Annual ecclesiastical retreats began as a general thing in France and other countries in 1815. Numerous promoters of these retreats came from the ranks of the secular clergy as well as from the regular orders. A large number of directors are annually engaged in giving retreats to the religious communities. Several institutions perform the complete exercises of twenty to thirty days. But there were not only priestly or conventual retreats; they were made by the faithful, grouped in parishes or in congregations, brotherhoods, third orders, etc. Thus retreats are conducted for employees, working-men, teachers, conscripts, deaf-mutes, etc. We may also mention retreats at the close of a course of study, established in the College of St. Acheul at Amiens in 1825, and which, spreading by degrees, led to the organization of retreats among the alumni, a custom that has become quite general. There has been no lack of cooperation in this great work of regeneration: bishops threw open their seminaries to the laity, the Christian nobility lent their chateaux; the religious orders—Benedictines, Cistercians, Carthusians, Dominicans, Franciscans, Lazaristes, Eudists, Redemptorists, Passionists, the Society of Mary, Brothers of St. Vincent de Paul, and Brothers of the Christian Schools, all encouraged the retreat, either by providing suitable places for the purpose, or by furnishing directors. The Jesuits alone possessed twelve houses of exercises on French territory before 1901; they now have Seven in Belgium and others in Spain, Austria, Italy, Holland, England, Canada, United States, Colombia, Chile, and various other countries of America, North and South. They have established houses in Australia, China, India, Ceylon, and Madagascar. Besides the Breton congregations already spoken of, new societies especially devoted to retreats for women have been formed, such as Notre Dame du Cenacle, and Marie Reparatrice.

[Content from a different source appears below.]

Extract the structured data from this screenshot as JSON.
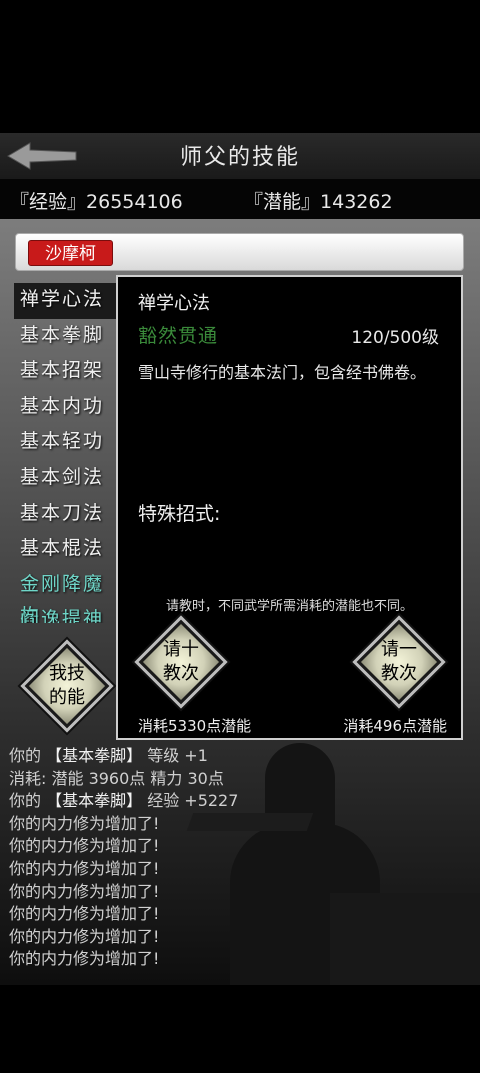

Retreats for laymen have spread greatly throughout the Catholic world during the last twenty-five years. A French Jesuit, Pere Henry, was the pioneer in this great revival. In 1882 he gave himself to the task of instituting retreats for working-men, and it was not long before houses devoted to this purpose were founded all over Europe. During 1908, in Belgium alone 243 retreats were given, attended by 10,253 exercitants and since 1890 in that country at least 100,000 of the laboring classes and about 25,000 professional and business men have made retreats. France, Germany, and Holland and other European States have also extended the work with gratifying results. In one house in France, Notre Dame du Haut-Mont, more than 30,500 men have made the retreat within the last twenty-five years. England and Ireland have taken up the movement, and are at present engaged with retreat organizations, as also is Canada. In the United States a generous response has been given to the movement, and a house of retreat has been founded (1911) on Staten Island, New York City.

The principal reason of the success of these retreats, called cloistered to distinguish them from the parochial retreats open to all, is their very necessity. In the fever and agitation of modern life, the need of meditation and spiritual repose impresses itself on Christian souls who desire to reflect on their eternal destiny, and direct their life in this world towards God.